Letter to the Editor: Feral, stray cat problem becoming worse in Del.

It seems we have a serious cat problem in the state of Delaware.

On Oct. 23, 2013, a story stated that Harrington had an estimated 600 feral and stray cats in town. The paper also said the trap, neuter, release program (TNR) and other organizations manage to process about 380 felines of the estimated 600 living in town. The TNR program was hoping to decrease the cat population.

However, in 2018, it seems like the cat population is worse. The cats have branched out and now expand beyond Harrington’s city limits. I for one, have seen a numerous amount of free roaming cats in my backyard, and I live two miles outside of the Harrington city limits. It upsets me at seeing these free roaming cats in my yard waiting to attack and kill something.

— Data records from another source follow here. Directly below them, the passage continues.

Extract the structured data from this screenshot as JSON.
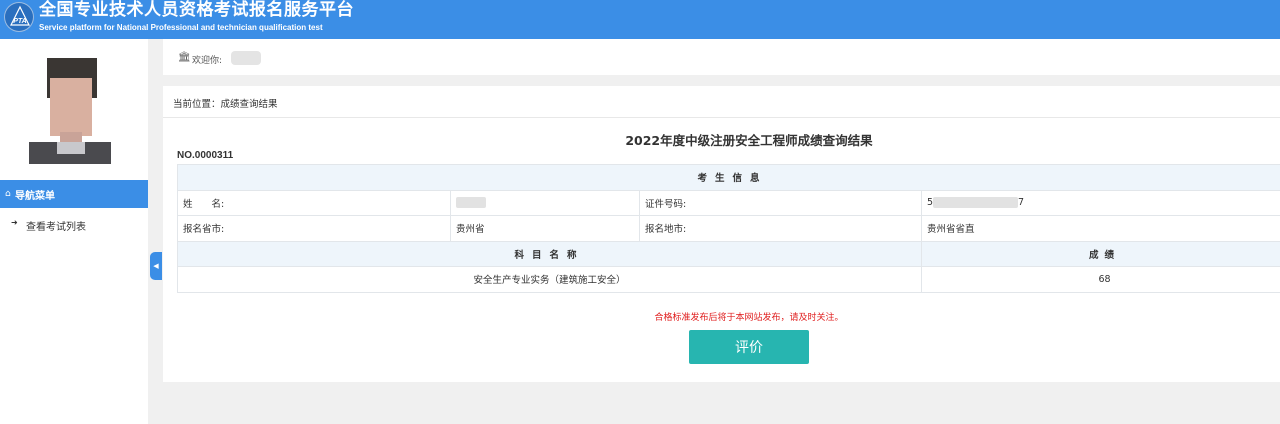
{
  "header": {
    "title": "全国专业技术人员资格考试报名服务平台",
    "subtitle": "Service platform for National Professional and technician qualification test",
    "logo_text": "PTA",
    "bg_color": "#3b8ee6"
  },
  "sidebar": {
    "nav_menu_label": "导航菜单",
    "nav_menu_icon": "home-icon",
    "items": [
      {
        "label": "查看考试列表",
        "icon": "sign-in-icon"
      }
    ],
    "collapse_icon": "chevron-left-icon"
  },
  "welcome": {
    "label": "欢迎你:",
    "icon": "bank-icon"
  },
  "breadcrumb": "当前位置：成绩查询结果",
  "result": {
    "title": "2022年度中级注册安全工程师成绩查询结果",
    "serial": "NO.0000311",
    "section_header": "考生信息",
    "name_label": "姓　　名:",
    "name_value_visible": "",
    "id_label": "证件号码:",
    "id_value_prefix": "5",
    "id_value_suffix": "7",
    "province_label": "报名省市:",
    "province_value": "贵州省",
    "city_label": "报名地市:",
    "city_value": "贵州省省直",
    "subject_header": "科目名称",
    "score_header": "成绩",
    "subjects": [
      {
        "name": "安全生产专业实务（建筑施工安全）",
        "score": "68"
      }
    ]
  },
  "notice": "合格标准发布后将于本网站发布，请及时关注。",
  "eval_button": "评价",
  "colors": {
    "accent": "#3b8ee6",
    "button": "#27b5b0",
    "notice": "#e02020"
  }
}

In 2013 I sent a letter to the editor of Delaware State News regarding this cat problem. They printed my letter Nov. 9, 2013, entitled, “Releasing cats could prove dangerous.” I believe my letter was totally ignored and that we have a bigger cat problem today.

Recently on a cable news channel they mentioned that Lewes is overrun with free roaming cats. A lady picked up one of these cats and it bit her. It was found out that this cat had rabies. All these free roaming cats are not only decimating our local wildlife, but have also become hazardous to humans.

Free roaming? If a dog is free to roam it is apprehended. If a fox, raccoon etc., is seen to be acting strangely and it is sick, it is apprehended and subjected to euthanasia for reasons of mercy and safety to humans. Shouldn’t the same apply to sicken rabid free roaming cats? Cats are a health risk to our local wildlife, humans, cat owners and family pets.

Cats become victims of many diseases, not only rabies but ringworm and toxoplasmosis, all of which are transmitted to humans and other animals. I think it’s cruel to do TNR on these cats and release them into our environment. This is not their natural habitat. In fact, free roaming cats have a shortened life span.

Our local wildlife and we are in danger from these free roaming cats. Our local wildlife is having a hard enough time surviving due to a variety of causes, which are many. In a 1996 issue of Outdoor Delaware, they said studies show that free roaming felines may be killing millions of birds and small animals every year, because cats kill even if they are not hungry.

Another study indicated that free roaming cats are able to catch and kill between 100 and 1,000 prey animals a year per cat. This was a study done in 1996, I wonder what the study would reveal today?

One of the small mammals killed by free roaming cats are bats. In my October-November 2018 issue of National Wildlife, Page 12, they state that cat attacks are one of the most common cause of bat mortality. Bats are really our friends and are very important to the environment, in that most are insect eaters while others are pollinators.

The 1996 Outdoor Delaware magazine asked how big a problem can a few cats be? Big enough to cause concern about declining bird and mammal populations. I am a certified backyard wildlife habitat member with the National Wildlife Federation. My hope is to try and preserve what wildlife I can, for myself, my grandchildren and great-grandchildren before everything becomes endangered or extinct.

I am not only concerned about our local wildlife. I’m sick of seeing these abandoned free roaming cats danger or worse, splattered all over our roads and highways from being run over by the increasing flow of traffic of cars and trucks.

Cat owners need to be accountable for their cats. So, if you love wildlife and you love your cats, please have your cat spayed or neutered and most of all keep your cats indoors. For other cat lovers, stop releasing cats into our environment.